Rage Quitting... not so bad after all

            I very rarely get angry in everyday life. Well to be more exact I very rarely do anything about getting angry in everyday life. I have always been very conscious of hurting other people (physically or otherwise) so when I do get angry I keep it to myself, don’t act on it and otherwise just get on with stuff. I discovered some time ago that this is certainly not true of my temper in or at video games; indeed it appears that quite the reverse is the case!
            The very first instance I can remember of game related rage was a result of ‘Shin Megami Tensei: Digital Devil Saga’.  The game itself is fantastic; along with much of the rest of the titles bearing ‘Shin Megami Tensei’ but there was a breaking point I reached in this particular one. I’d been grinding for a while and was on the way back to save my progress as you do. In sight of the save point I encounter a random battle which goes less than well. It turns out that there is an enemy in this particular area that when it back attacks you and uses a certain combination of moves then you are helpless to watch as your characters slowly lose all their health due to being stunned over and over again. I didn’t get to make one attack; I lost a lot of experience because of the game over and at this point hurled the PS2 controller with all my strength at the nearest wall. This was a costly action of course as I had to then buy a new controller but I was totally overtaken by rage.

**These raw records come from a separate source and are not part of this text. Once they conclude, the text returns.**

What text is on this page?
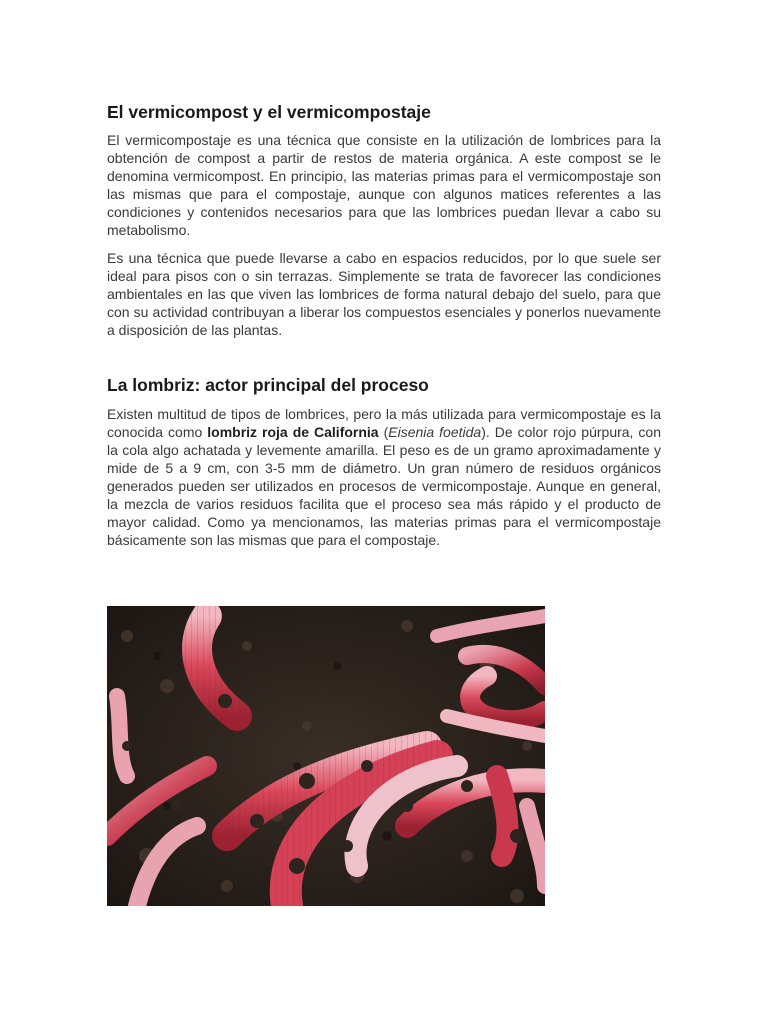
El vermicompost y el vermicompostaje

El vermicompostaje es una técnica que consiste en la utilización de lombrices para la obtención de compost a partir de restos de materia orgánica. A este compost se le denomina vermicompost. En principio, las materias primas para el vermicompostaje son las mismas que para el compostaje, aunque con algunos matices referentes a las condiciones y contenidos necesarios para que las lombrices puedan llevar a cabo su metabolismo.

Es una técnica que puede llevarse a cabo en espacios reducidos, por lo que suele ser ideal para pisos con o sin terrazas. Simplemente se trata de favorecer las condiciones ambientales en las que viven las lombrices de forma natural debajo del suelo, para que con su actividad contribuyan a liberar los compuestos esenciales y ponerlos nuevamente a disposición de las plantas.

La lombriz: actor principal del proceso

Existen multitud de tipos de lombrices, pero la más utilizada para vermicompostaje es la conocida como lombriz roja de California (Eisenia foetida). De color rojo púrpura, con la cola algo achatada y levemente amarilla. El peso es de un gramo aproximadamente y mide de 5 a 9 cm, con 3-5 mm de diámetro. Un gran número de residuos orgánicos generados pueden ser utilizados en procesos de vermicompostaje. Aunque en general, la mezcla de varios residuos facilita que el proceso sea más rápido y el producto de mayor calidad. Como ya mencionamos, las materias primas para el vermicompostaje básicamente son las mismas que para el compostaje.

            In recent memory nothing has incensed me more than StarCraft 2 multiplayer matches that I’ve lost. Fair enough if I deserved to lose, but if I should have won (or feel I should have won) then all hell breaks loose. Fist slams on desk, strings of intelligible swearing pour from my lips as I attempt to find some combination that rightly sums up my opinions of either my opponent or myself. I remember when I first started playing and thought to myself ‘I’ll always be mannered and never leave a game without saying GG first’ oh how naïve of me that was. I never went so far as to openly abuse the other player but I had definitely rage quit a good number of games before I stopped playing about a year ago (partly due to a string of such incidents but primarily because I had stuff to deal with I wasn’t doing).

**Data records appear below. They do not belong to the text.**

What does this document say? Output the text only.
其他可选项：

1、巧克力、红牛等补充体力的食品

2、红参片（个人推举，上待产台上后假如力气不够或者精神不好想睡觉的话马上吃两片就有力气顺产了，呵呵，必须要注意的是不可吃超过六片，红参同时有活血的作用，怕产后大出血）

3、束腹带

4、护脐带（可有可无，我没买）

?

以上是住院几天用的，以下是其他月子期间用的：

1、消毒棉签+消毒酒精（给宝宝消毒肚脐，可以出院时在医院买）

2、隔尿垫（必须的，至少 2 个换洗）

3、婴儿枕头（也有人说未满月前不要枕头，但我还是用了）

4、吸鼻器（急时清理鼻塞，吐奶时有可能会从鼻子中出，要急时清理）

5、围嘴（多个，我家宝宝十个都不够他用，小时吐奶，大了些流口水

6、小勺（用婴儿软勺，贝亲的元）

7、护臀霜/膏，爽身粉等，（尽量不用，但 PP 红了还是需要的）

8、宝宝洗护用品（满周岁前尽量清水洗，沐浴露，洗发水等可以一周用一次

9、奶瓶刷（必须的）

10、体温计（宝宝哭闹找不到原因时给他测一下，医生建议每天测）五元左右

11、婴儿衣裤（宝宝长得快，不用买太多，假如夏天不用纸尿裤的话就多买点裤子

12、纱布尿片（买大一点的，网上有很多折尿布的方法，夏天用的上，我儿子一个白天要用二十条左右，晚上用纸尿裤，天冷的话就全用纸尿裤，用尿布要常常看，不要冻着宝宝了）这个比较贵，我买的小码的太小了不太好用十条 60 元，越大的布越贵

            Up to this point I agree that this all seems pretty negative and in support of the media’s ‘video games make people violent’ bullshit but hear me out. For those of you out there similarly adverse to conflict as myself these interactions can offer a great way of releasing everything held in from the everyday frustrations you otherwise bottle up and put away. Yes there are occasionally some consequences, such as a new controller perhaps, but they are only ever to you. This is hugely appealing to me since it gives me a medium to have violent outbursts that don’t hurt anybody and free me up of pent up stress and anger or whatever else.
            That games can cause such reactions in me just helps to cement in my mind just how powerful a force they can be. It’s not just anger of course that they tap into. I have never cried and almost never been even remotely sad at a TV show or movie, Aerith’s death in Final Fantasy VII will cause sadness every time I see it. The point I’m rambling somewhat towards is that games can generate emotional responses beyond what a lot of people expect. So yes games can make you angry but that is no reason to damn them or regard them as dangerous or damaging. In fact what they should be is praised for along with anger they can also produce happiness, sadness and any other emotions you care to mention as well if not better than any other entertainment form. Everyone needs an escape or a release occasionally and I can think of no better way of acquiring either.